ART: ANCIENT, FROZEN SMILES

The National Gallery in Washington has a marvelous show this summer--"Sculpture of Angkor and Ancient Cambodia: Millennium of Glory." It is by no means a rerun of a familiar subject. Most of the world's major sculptural traditions are abundantly represented in American museums--Egyptian, ancient Greek, Gothic, Italian Renaissance, Indian and Maya. Cambodian sculpture is the exception. Yet there is no doubt that in the small Southeast Asian kingdom between the 6th century and 16th century A.D., some of the greatest stone carving and bronze work in human history was made.

Very little of it has been seen in the West--mere fragments mostly, especially if one bears in mind that most Cambodian sculpture was made as decoration for temples, a small part of a larger whole, its meaning lessened when removed. Because Cambodia was annexed as a French colony in 1863 and remained one until 1953, most of the sculpture that Europeans took from it ended up in France--notably at the Musee Guimet in Paris--rather than in England, Germany or America. But to deduce the scale, continuity and sheer aesthetic majesty of Cambodian art from such fragments is like trying to reconstruct a loaf from a single crumb.

The image of Cambodian culture that haunts the West is vague and almost ineffably romantic: the royal city of Angkor, slowly abandoned under threat of Thai occupation after 1431 but still the chief symbol of Cambodian identity, one of the largest archaeological sites in the world, with its colonnades and giant water reservoirs; its huge, impassive stone faces split by tree roots; its temple mountains and crumbling pine-cone spires. Spreading over some 150 sq. mi., it has excited dithyrambs from visitors ever since the French started going there in the 19th century. "I looked up at those towers rising above me, overgrown with greenery," wrote the novelist Pierre Loti in 1912, "and I suddenly shivered with fear as I saw a giant frozen smile looming down at me.. and then another smile, over there on another tower...and then three, and then five, and then ten."

You can't put Angkor Wat in a box and ship it to Washington, but the organizers of the National Gallery's show have done the next best thing. With the cooperation of the National Museum of Cambodia in Phnom Penh and the Musee Guimet, under the general curatorial direction of the art historians Helen Jessup and Thierry Zephir, they have assembled the first full-scale traveling exhibition of classic Cambodian sculpture in more than 50 years. (A smaller show, a dress rehearsal for this one, was seen in Australia in 1992.)

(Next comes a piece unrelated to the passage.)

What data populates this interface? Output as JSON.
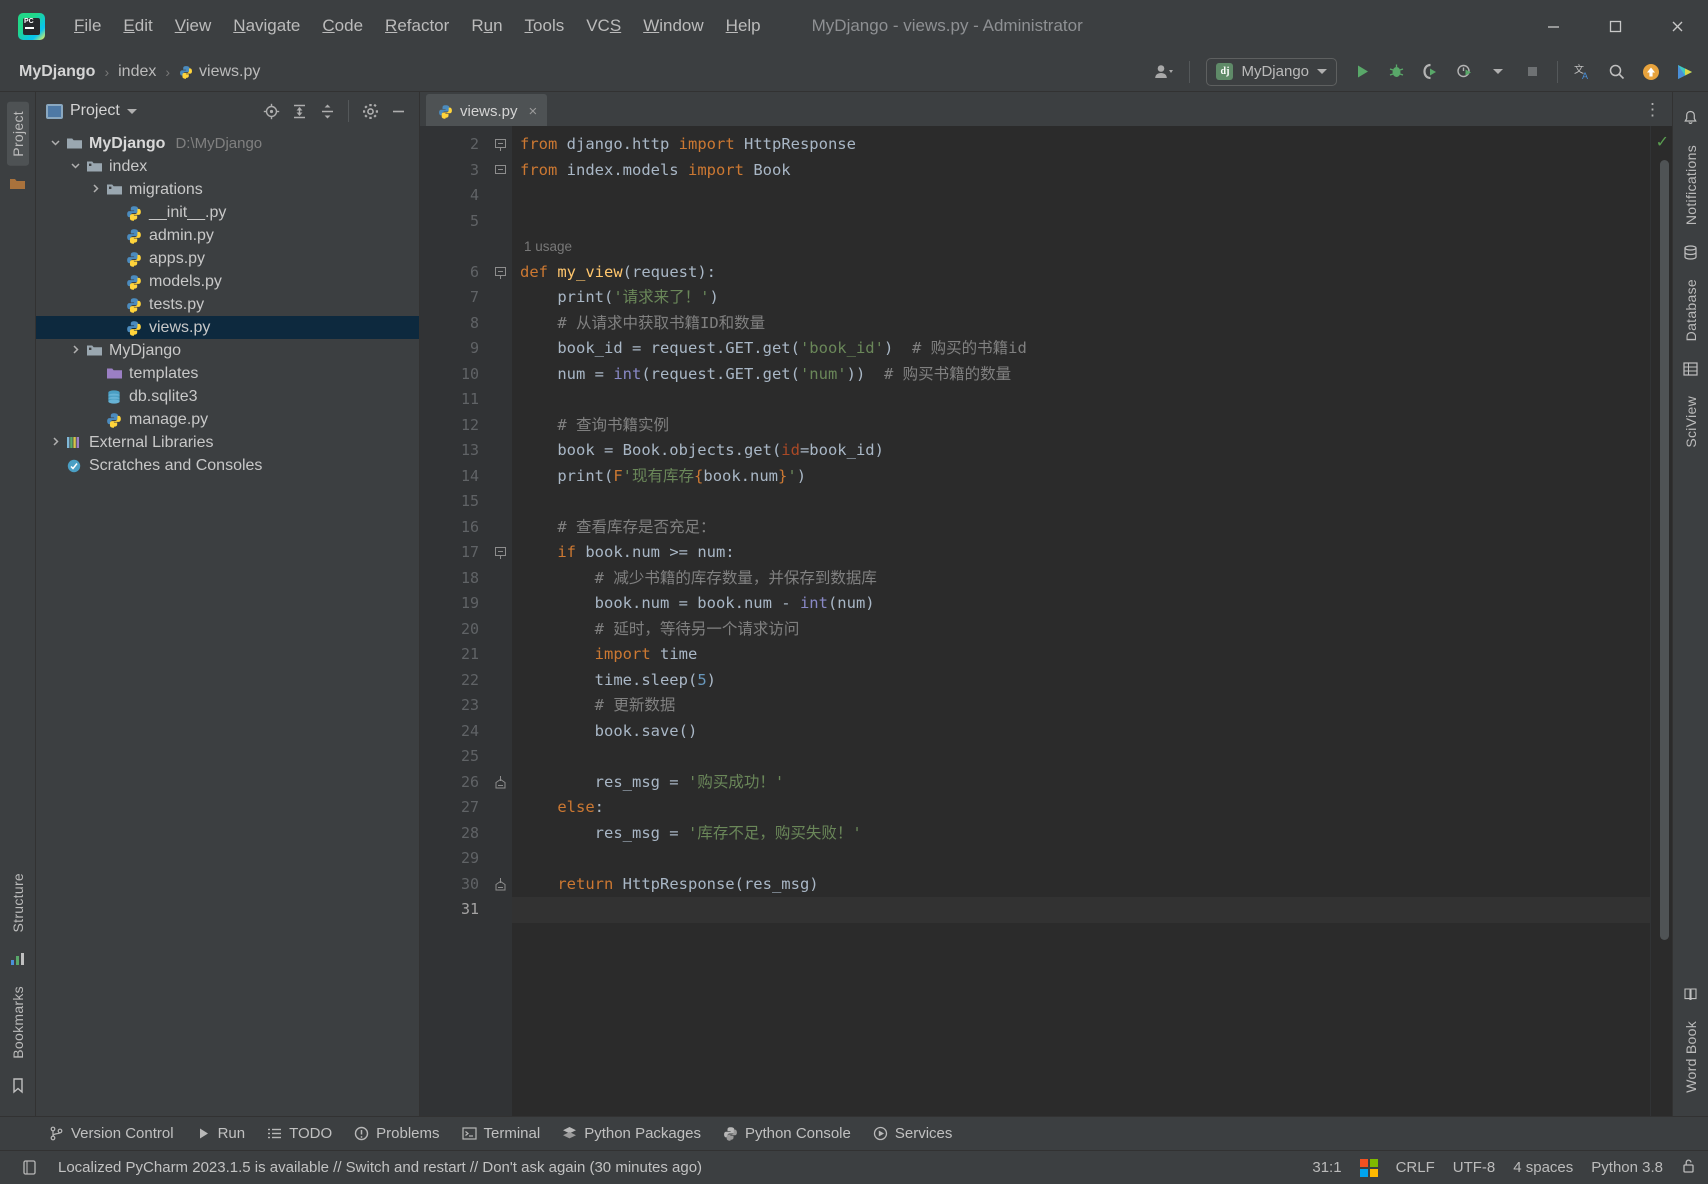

The show is a dignified call for help as well as an assertion of past cultural achievement. After 30 years of civil war and the genocidal madness of the Khmer Rouge led by Pol Pot, Cambodia's very name reeks of slaughter. The West needs to be reminded of its immense cultural heritage, and of the struggle--against all odds--to preserve it. Only a handful of Western historians and curators, mainly in France and America, are experts in ancient Cambodian art, and its fate within Cambodia for the past few decades has skirted catastrophe. Much of it has been looted from unguarded sites for the voracious Western art market.